Regional specialities

Spain is really a patchwork of cuisines. The south gives you cold soups — gazpacho and the thicker salmorejo — and fried fish (pescaito frito). The Basque Country and Navarre serve pintxos, elaborate bar snacks skewered on bread, with San Sebastian a world food capital. Galicia is all about seafood and octopus (pulpo a la gallega); Asturias its bean-and-pork fabada and cider; Catalonia its pa amb tomaquet and, in winter, charred calcots. Cured jamon iberico, tortilla espanola (potato omelette) and croquetas turn up everywhere.

Wine, cava and sherry

Spain is one of the world's great wine countries. The reds of Rioja and Ribera del Duero lead the way, with Priorat, Galician Albarino whites and Catalan cava (the traditional-method sparkling) close behind. In Andalusia, the fortified sherries of Jerez — from bone-dry fino and manzanilla to nutty oloroso — are a revelation alongside tapas, and a jug of summer sangria or tinto de verano is the easygoing crowd-pleaser.

Sweet things and coffee

For something sweet, churros dipped in thick hot chocolate are the classic breakfast or late-night treat, while turron (almond nougat) appears at Christmas and flan and crema catalana round off many a meal. Coffee is taken short and strong — a cafe solo or cortado.

Quick recommendation

Do at least one proper tapas crawl (free in Granada), eat paella by the coast in Valencia, and try the regional star wherever you are — pintxos in the Basque Country, sherry in Andalusia, seafood in Galicia.
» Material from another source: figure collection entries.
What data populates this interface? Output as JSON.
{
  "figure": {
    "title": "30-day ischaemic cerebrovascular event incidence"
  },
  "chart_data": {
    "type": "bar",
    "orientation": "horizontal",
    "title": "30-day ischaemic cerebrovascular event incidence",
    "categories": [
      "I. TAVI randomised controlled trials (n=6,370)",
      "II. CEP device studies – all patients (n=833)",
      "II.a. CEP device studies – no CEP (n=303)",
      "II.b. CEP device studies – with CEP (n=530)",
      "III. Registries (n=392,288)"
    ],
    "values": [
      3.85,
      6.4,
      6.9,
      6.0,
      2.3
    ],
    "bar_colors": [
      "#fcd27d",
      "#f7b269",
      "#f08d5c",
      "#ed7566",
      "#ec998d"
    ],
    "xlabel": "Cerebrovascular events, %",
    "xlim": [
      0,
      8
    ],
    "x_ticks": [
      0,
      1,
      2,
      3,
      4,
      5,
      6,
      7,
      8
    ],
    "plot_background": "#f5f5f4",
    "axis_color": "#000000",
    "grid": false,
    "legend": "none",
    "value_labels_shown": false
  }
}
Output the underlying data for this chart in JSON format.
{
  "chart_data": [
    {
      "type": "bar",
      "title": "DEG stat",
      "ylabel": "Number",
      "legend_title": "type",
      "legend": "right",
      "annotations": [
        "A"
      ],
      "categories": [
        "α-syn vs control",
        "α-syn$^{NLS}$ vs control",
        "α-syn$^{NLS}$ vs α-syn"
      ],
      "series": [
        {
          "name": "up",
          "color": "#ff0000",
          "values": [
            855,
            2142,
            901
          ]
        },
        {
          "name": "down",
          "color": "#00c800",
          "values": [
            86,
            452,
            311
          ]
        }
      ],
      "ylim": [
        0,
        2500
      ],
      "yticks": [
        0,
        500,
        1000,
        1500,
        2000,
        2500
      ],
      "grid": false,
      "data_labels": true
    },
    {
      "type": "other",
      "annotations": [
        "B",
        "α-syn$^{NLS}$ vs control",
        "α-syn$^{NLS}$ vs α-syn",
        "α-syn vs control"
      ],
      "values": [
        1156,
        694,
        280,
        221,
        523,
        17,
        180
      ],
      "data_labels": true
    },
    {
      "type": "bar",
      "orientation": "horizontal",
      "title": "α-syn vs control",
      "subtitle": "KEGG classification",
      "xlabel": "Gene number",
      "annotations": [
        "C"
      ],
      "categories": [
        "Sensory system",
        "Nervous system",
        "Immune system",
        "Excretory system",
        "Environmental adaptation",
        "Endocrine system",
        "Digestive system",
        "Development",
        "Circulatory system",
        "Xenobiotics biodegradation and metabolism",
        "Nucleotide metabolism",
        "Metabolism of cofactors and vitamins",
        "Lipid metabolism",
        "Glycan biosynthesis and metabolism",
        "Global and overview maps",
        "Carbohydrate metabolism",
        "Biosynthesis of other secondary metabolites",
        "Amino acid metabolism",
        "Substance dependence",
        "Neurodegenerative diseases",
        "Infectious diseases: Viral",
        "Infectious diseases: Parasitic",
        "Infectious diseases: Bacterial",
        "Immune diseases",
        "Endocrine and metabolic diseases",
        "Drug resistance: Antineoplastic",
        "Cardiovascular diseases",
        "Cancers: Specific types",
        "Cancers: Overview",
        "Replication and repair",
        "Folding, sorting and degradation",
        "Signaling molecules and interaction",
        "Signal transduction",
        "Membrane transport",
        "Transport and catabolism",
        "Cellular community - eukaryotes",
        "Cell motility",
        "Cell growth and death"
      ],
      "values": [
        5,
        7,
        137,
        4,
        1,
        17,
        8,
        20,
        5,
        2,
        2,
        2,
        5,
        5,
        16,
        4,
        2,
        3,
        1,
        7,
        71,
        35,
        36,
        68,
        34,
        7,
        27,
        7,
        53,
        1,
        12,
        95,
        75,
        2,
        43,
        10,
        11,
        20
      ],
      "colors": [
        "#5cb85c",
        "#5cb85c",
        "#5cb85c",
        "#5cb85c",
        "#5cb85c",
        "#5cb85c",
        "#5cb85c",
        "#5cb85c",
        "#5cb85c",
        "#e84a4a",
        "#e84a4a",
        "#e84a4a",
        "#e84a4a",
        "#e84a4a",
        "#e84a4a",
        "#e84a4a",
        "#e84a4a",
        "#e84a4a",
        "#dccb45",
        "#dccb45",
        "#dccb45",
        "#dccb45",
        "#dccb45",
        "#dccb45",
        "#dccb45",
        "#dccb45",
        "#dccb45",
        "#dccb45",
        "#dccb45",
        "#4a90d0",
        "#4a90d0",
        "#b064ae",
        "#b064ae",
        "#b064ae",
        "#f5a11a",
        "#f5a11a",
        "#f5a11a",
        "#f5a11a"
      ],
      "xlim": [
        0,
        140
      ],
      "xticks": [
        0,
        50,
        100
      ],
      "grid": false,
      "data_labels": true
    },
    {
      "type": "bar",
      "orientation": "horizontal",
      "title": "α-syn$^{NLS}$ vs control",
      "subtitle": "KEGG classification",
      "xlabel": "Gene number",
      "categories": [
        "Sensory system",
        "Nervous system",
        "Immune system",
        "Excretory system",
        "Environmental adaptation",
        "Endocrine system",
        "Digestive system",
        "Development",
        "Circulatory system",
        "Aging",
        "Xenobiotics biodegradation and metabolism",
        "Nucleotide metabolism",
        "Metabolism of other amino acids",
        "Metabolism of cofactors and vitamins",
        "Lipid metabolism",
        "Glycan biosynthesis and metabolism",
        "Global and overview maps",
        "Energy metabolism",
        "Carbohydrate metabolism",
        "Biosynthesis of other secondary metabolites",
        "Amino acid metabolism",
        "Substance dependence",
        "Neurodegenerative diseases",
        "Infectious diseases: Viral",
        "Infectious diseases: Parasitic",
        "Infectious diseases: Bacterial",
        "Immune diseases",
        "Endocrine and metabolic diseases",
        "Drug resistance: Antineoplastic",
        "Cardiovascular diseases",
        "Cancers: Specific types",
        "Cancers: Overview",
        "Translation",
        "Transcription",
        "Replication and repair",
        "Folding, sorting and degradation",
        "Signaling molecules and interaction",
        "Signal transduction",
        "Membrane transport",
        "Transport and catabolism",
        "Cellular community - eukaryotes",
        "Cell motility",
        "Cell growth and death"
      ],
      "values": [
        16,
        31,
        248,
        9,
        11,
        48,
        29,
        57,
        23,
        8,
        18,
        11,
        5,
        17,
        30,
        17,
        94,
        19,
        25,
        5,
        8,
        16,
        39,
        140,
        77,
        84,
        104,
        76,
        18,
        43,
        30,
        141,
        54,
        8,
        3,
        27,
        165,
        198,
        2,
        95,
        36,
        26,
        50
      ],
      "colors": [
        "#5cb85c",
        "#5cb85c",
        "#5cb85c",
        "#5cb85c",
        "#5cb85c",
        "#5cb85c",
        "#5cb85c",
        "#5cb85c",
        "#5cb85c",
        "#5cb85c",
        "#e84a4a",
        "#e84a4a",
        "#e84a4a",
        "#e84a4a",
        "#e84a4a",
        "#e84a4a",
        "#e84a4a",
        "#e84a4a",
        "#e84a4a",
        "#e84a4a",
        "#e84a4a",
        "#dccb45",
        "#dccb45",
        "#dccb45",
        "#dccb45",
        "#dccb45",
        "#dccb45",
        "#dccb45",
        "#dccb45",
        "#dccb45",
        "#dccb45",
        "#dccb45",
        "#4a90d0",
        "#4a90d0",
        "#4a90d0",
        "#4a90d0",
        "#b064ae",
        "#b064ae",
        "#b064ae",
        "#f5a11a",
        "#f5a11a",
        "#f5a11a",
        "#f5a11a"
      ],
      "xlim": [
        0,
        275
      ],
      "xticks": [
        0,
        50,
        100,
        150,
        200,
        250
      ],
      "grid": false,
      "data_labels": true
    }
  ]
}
Seek out the menu del dia for lunch and embrace the late dinner.

FAQ

Where can I get free tapas in Spain?
In Granada above all, where a free tapa comes with every drink, and across much of Andalusia, Leon and parts of central Spain. In Madrid, Barcelona and most tourist areas you usually pay for tapas and raciones, though the quality is high.
Where does paella come from?
Valencia, on Spain's east coast. The original Valencian paella is made with chicken, rabbit, beans and saffron rather than seafood — the seafood and mixed versions are coastal variants. For the real thing, eat it at lunch in or near Valencia.